Investigation: the problem is that under some circumstances we pass the login/password pair through cmd on Windows, and cmd is known for its really crazy rules of argument passing. Namely, ^ character is escape character in some contexts.

Workaround: the workaround here would be to switch the command-line client code to the so-called “fast-mode” (which isn’t so fast, but still). I’ll copy the information from my previous take on the issue, https://github.com/microsoft/azure-devops-intellij/issues/252#issuecomment-544838137:

So, we have two ways of running the TF client: the “fast one” and the “slow one”.

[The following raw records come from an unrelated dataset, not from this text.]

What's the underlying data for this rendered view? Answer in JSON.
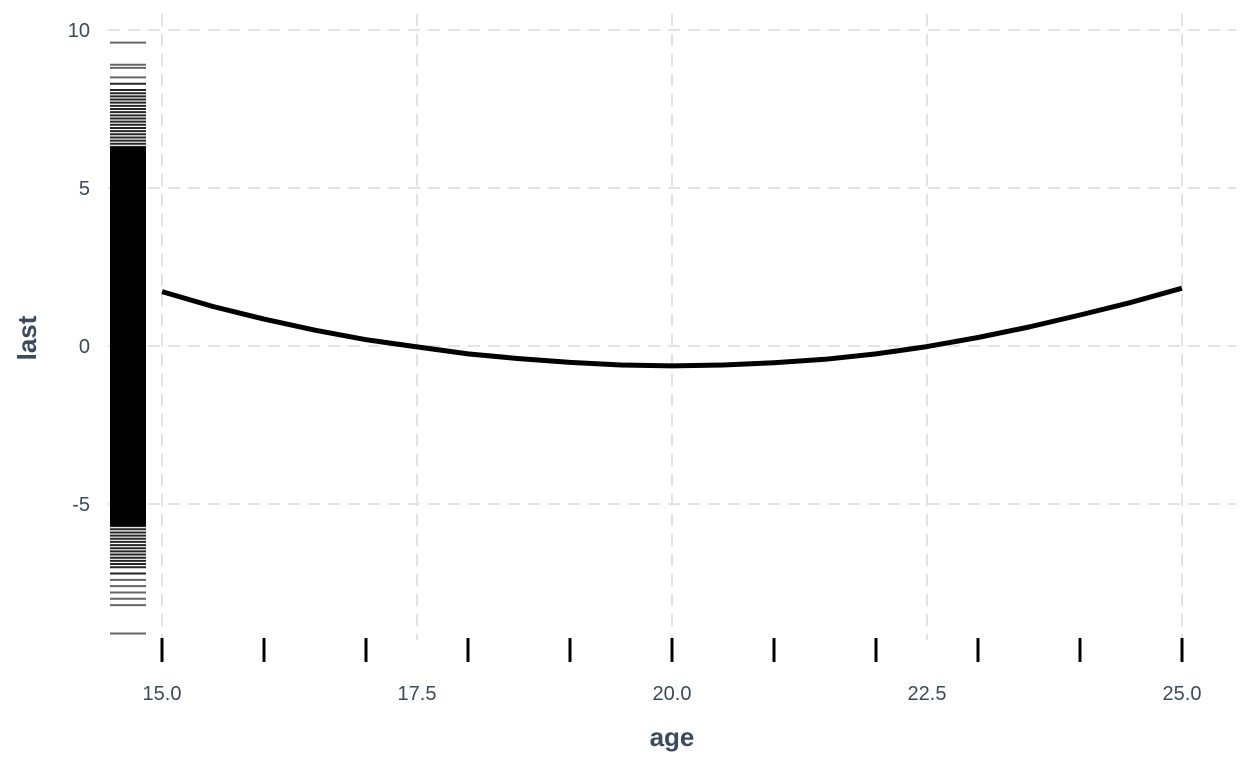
{
  "chart_data": {
    "type": "line",
    "xlabel": "age",
    "ylabel": "last",
    "xlim": [
      15.0,
      25.0
    ],
    "ylim": [
      -9,
      10
    ],
    "x_ticks": [
      {
        "value": 15.0,
        "label": "15.0"
      },
      {
        "value": 17.5,
        "label": "17.5"
      },
      {
        "value": 20.0,
        "label": "20.0"
      },
      {
        "value": 22.5,
        "label": "22.5"
      },
      {
        "value": 25.0,
        "label": "25.0"
      }
    ],
    "y_ticks": [
      {
        "value": 10,
        "label": "10"
      },
      {
        "value": 5,
        "label": "5"
      },
      {
        "value": 0,
        "label": "0"
      },
      {
        "value": -5,
        "label": "-5"
      }
    ],
    "grid": true,
    "series": [
      {
        "values_x": [
          15,
          15.5,
          16,
          16.5,
          17,
          17.5,
          18,
          18.5,
          19,
          19.5,
          20,
          20.5,
          21,
          21.5,
          22,
          22.5,
          23,
          23.5,
          24,
          24.5,
          25
        ],
        "values_y": [
          1.72,
          1.25,
          0.85,
          0.5,
          0.2,
          -0.03,
          -0.25,
          -0.4,
          -0.52,
          -0.6,
          -0.63,
          -0.6,
          -0.53,
          -0.42,
          -0.25,
          -0.02,
          0.27,
          0.6,
          0.98,
          1.38,
          1.83
        ],
        "color": "#000000"
      }
    ],
    "rug_x": [
      15,
      16,
      17,
      18,
      19,
      20,
      21,
      22,
      23,
      24,
      25
    ],
    "rug_y": [
      9.6,
      8.9,
      8.8,
      8.5,
      8.3,
      8.1,
      8.0,
      7.9,
      7.8,
      7.7,
      7.6,
      7.5,
      7.4,
      7.3,
      7.2,
      7.1,
      7.0,
      6.9,
      6.8,
      6.7,
      6.6,
      6.5,
      6.4,
      6.3,
      6.2,
      6.1,
      6.0,
      5.9,
      5.8,
      5.7,
      5.6,
      5.5,
      5.4,
      5.3,
      5.2,
      5.1,
      5.0,
      4.9,
      4.8,
      4.7,
      4.6,
      4.5,
      4.4,
      4.3,
      4.2,
      4.1,
      4.0,
      3.9,
      3.8,
      3.7,
      3.6,
      3.5,
      3.4,
      3.3,
      3.2,
      3.1,
      3.0,
      2.9,
      2.8,
      2.7,
      2.6,
      2.5,
      2.4,
      2.3,
      2.2,
      2.1,
      2.0,
      1.9,
      1.8,
      1.7,
      1.6,
      1.5,
      1.4,
      1.3,
      1.2,
      1.1,
      1.0,
      0.9,
      0.8,
      0.7,
      0.6,
      0.5,
      0.4,
      0.3,
      0.2,
      0.1,
      0.0,
      -0.1,
      -0.2,
      -0.3,
      -0.4,
      -0.5,
      -0.6,
      -0.7,
      -0.8,
      -0.9,
      -1.0,
      -1.1,
      -1.2,
      -1.3,
      -1.4,
      -1.5,
      -1.6,
      -1.7,
      -1.8,
      -1.9,
      -2.0,
      -2.1,
      -2.2,
      -2.3,
      -2.4,
      -2.5,
      -2.6,
      -2.7,
      -2.8,
      -2.9,
      -3.0,
      -3.1,
      -3.2,
      -3.3,
      -3.4,
      -3.5,
      -3.6,
      -3.7,
      -3.8,
      -3.9,
      -4.0,
      -4.1,
      -4.2,
      -4.3,
      -4.4,
      -4.5,
      -4.6,
      -4.7,
      -4.8,
      -4.9,
      -5.0,
      -5.1,
      -5.2,
      -5.3,
      -5.4,
      -5.5,
      -5.6,
      -5.7,
      -5.8,
      -5.9,
      -6.0,
      -6.1,
      -6.2,
      -6.3,
      -6.4,
      -6.5,
      -6.6,
      -6.7,
      -6.8,
      -6.9,
      -7.0,
      -7.2,
      -7.4,
      -7.6,
      -7.8,
      -8.0,
      -8.2,
      -9.1
    ]
  }
}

In the slow mode, we’re passing all the arguments through the client command line (and it breaks for some reason on your machine: probably the credentials themselves are too long which happen sometimes).

In the fast mode, we start the client “worker” process with the only argument @ which means “read the command line from stdin”, and then pass the arguments through stdin, which is probably more reliable.

For now, your workaround would be to do one of this:

  1. open your TFVC settings and press the Test button on the client setup page: it should load the client version and will allow it to use the “fast mode” that isn’t so bugged
  2. always check out the repositories from the already started IDE (e.g. open another TFVC project before checking out a new one): when opening any TFVC project, we cache the client version, too, and will use the “fast mode” for further actions, even for checking out a new project

I have verified that this workaround works in my case (with unusual character in password).

Thanks for help. Do you use on-premise installation of TFS/Azure DevOps server with HTTPS support? In that case, you’ll have to install your server’s certificate into our JVM (we’re working on a fix for that, but for now it’s a requirement).

Take a look at this article, “Importing the certificate” section.